If you follow these three key principles for college graduates as to how to handle your finances, you should be able to set the foundation for your financial success in no time:
1. Your finances are a TOP priority
If you landed a job just around the time you left college, congratulations. You certainly are on the right track.
However, it is easy to get carried away as you enjoy your first couple of well-deserved paychecks. The availability of some decent, regular cash is likely to be a new experience and probably will be in stark contrast to the kind of money you could access while still in college.
Many students manage college on a tight budget and even take out significant amounts of student loans to finance their education.
Though you certainly deserve enjoyment after many years of hard work at college (and many more in the corporate world), make sure you stay on top of your financial situation and start to pay down your student loan debt as soon as possible. The sooner you start to repay, the less interest accrues and the better off you are going to be.
It might take many years to get out of debt and the task may seem insurmountable at times, but you have got to start.
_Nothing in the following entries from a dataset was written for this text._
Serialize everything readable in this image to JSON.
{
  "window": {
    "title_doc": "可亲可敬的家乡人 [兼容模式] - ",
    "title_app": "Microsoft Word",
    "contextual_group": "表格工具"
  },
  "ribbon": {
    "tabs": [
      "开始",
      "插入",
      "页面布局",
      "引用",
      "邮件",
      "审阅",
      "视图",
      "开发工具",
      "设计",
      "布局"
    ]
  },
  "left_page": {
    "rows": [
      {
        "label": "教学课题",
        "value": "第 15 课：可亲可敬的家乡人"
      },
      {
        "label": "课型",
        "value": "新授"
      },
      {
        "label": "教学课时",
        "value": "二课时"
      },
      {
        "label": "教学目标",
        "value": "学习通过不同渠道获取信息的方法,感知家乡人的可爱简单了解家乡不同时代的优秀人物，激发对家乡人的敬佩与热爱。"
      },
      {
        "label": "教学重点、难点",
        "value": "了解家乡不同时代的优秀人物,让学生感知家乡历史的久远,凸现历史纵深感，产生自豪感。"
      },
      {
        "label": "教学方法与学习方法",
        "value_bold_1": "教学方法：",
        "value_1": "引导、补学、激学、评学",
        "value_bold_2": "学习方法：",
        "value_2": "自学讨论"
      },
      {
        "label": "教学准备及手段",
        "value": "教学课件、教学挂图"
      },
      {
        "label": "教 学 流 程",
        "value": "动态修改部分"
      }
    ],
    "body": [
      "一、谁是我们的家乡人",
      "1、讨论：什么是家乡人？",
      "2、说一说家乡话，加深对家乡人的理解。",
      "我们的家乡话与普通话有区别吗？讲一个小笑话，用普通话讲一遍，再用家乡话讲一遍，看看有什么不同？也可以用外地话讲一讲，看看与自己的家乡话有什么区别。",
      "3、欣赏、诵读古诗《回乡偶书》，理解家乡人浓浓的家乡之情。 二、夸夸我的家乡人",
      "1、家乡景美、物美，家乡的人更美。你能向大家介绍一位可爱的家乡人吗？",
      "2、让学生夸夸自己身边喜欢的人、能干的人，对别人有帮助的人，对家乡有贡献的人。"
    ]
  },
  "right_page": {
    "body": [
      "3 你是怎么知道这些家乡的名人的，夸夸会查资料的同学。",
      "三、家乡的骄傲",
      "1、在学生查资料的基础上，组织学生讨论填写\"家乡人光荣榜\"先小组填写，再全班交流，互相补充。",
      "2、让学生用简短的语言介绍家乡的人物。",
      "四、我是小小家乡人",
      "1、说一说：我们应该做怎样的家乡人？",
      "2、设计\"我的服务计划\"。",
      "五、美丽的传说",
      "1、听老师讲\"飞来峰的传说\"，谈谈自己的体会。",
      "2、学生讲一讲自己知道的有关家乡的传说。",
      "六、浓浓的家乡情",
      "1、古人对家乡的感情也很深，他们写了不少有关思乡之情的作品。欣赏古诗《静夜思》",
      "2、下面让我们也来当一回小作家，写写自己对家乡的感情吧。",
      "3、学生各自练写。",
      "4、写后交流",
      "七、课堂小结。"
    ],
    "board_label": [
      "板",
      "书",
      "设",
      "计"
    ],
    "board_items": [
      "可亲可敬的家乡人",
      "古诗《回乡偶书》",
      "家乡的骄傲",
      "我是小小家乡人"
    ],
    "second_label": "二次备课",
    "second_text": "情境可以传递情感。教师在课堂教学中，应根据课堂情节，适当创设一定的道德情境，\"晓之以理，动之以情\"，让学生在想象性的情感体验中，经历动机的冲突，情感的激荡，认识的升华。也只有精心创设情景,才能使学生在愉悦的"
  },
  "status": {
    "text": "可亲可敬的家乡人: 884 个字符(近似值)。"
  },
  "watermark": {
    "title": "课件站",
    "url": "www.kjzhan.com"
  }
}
The more money you can put toward paying down your student debt, the sooner it will disappear and set you free.
2. Choose your career wisely
Many commencement and graduation speeches give students and graduates valuable information about the principles of life and how to attain success.
Unfortunately, many graduates appear to be more concerned with chasing a career that simply pays the most and offers the best perks and advantages. Do not fall for that. Is it really that much better to be rich and unhappy than to be poor and happy?
Chose a career in a field that you are genuinely interested in and that is your passion. If you do what you love and care enough, the money will follow.
Probably one of the most important rules for managing money relates to budgeting. If you keep rigorous track of your income and expenditures you will see yourself and your finances in much clearer light.
Set up an Excel spreadsheet in which you track your monthly cash in- and outflows and determine at the beginning of the month how much you are planning to spend on various items. You will quickly see on what items you are spending too much money and where you can save extra money that might be better applied paying down debt.
A stringent budgeting approach can help you tremendously in controlling your finances and can put your student loan debt in proper perspective.
The Foolish Bottom Line
Graduation is clearly a moment for celebration and, like many other students, you have likely sacrificed a lot during your college time. This makes is so much easier to just take your paychecks and flush them away.
But setting the foundation for financial success is as easy as it is straightforward: Have a tight grip on your finances, control your spending and put as much money as you can toward paying down debt.